Ma neppure il passaggio da una visione generale agli interventi di settore sfugge alla doppia opposizione, da un lato quella rumorosamente pilotata dal sindacato, e dall’altro quella sostenuta dal silente conservatorismo del mondo degli insegnanti, che – spesso lo si dimentica – costituisce il basso continuo della storia scolastica italiana. È sempre più chiaro che se non si dispone dei pieni poteri gentiliani (e neppure il ministro-filosofo ebbe vita facile) o di un larghissimo consenso è impossibile dar vita a una riforma con la erre più o meno maiuscola.

Nonostante ogni sforzo per coinvolgere i docenti il progetto Renzi-Giannini fu approvato nel dissenso generale e con voto di fiducia in Parlamento, alimentando l’idea di un provvedimento calato dall’alto. Fatale fu l’illusione che il consenso di qualche élites professionale e il parere elogiativo di qualche compiacente intellettuale ingaggiato per l’occasione avesse il potere di modificare il corso della vita scolastica.
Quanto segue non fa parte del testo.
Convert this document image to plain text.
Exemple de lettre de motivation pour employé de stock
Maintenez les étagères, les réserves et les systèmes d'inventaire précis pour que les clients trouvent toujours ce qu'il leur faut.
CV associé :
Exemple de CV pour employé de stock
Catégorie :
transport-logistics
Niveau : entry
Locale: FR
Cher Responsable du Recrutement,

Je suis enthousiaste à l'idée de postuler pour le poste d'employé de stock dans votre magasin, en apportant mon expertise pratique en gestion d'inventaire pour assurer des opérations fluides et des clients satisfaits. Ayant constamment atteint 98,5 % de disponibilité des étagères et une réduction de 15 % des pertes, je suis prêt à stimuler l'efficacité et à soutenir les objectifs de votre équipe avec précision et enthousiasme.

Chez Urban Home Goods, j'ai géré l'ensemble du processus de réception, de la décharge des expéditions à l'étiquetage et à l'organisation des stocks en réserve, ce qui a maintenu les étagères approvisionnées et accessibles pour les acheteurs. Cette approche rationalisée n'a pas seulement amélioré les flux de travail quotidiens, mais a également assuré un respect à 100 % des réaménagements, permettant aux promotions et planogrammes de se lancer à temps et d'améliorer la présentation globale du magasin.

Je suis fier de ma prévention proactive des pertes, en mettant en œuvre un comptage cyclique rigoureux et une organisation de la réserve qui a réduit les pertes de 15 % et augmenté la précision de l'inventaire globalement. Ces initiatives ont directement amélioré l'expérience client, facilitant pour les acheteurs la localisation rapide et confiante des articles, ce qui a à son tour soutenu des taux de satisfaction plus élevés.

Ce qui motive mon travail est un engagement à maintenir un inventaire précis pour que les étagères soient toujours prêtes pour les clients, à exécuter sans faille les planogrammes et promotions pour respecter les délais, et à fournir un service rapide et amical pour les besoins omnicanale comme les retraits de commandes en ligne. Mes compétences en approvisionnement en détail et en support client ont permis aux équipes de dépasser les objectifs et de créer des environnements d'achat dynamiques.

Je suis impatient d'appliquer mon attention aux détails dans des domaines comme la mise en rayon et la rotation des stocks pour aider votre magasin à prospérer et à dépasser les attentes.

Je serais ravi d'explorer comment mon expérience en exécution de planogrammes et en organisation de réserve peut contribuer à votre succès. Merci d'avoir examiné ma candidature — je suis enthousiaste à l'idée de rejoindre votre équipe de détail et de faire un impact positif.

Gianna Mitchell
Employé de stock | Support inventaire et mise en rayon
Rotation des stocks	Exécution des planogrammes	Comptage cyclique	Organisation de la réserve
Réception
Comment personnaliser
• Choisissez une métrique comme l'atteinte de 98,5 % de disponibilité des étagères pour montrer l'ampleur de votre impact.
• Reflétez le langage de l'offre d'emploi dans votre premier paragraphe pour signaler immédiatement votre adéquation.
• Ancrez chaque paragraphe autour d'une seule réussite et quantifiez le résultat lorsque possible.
Se manca un nucleo di princìpi ideali trainanti in grado di riscaldare la professionalità dei docenti e di sollecitarne l’impegno educativo, se manca la centralità dell’allievo nell’apprendimento e nella relazione interpersonale, qualsiasi cambiamento è destinato a mala sorte. Non basta disporre di un’auto confortevole e di un serbatoio pieno di carburante per compiere un bel viaggio.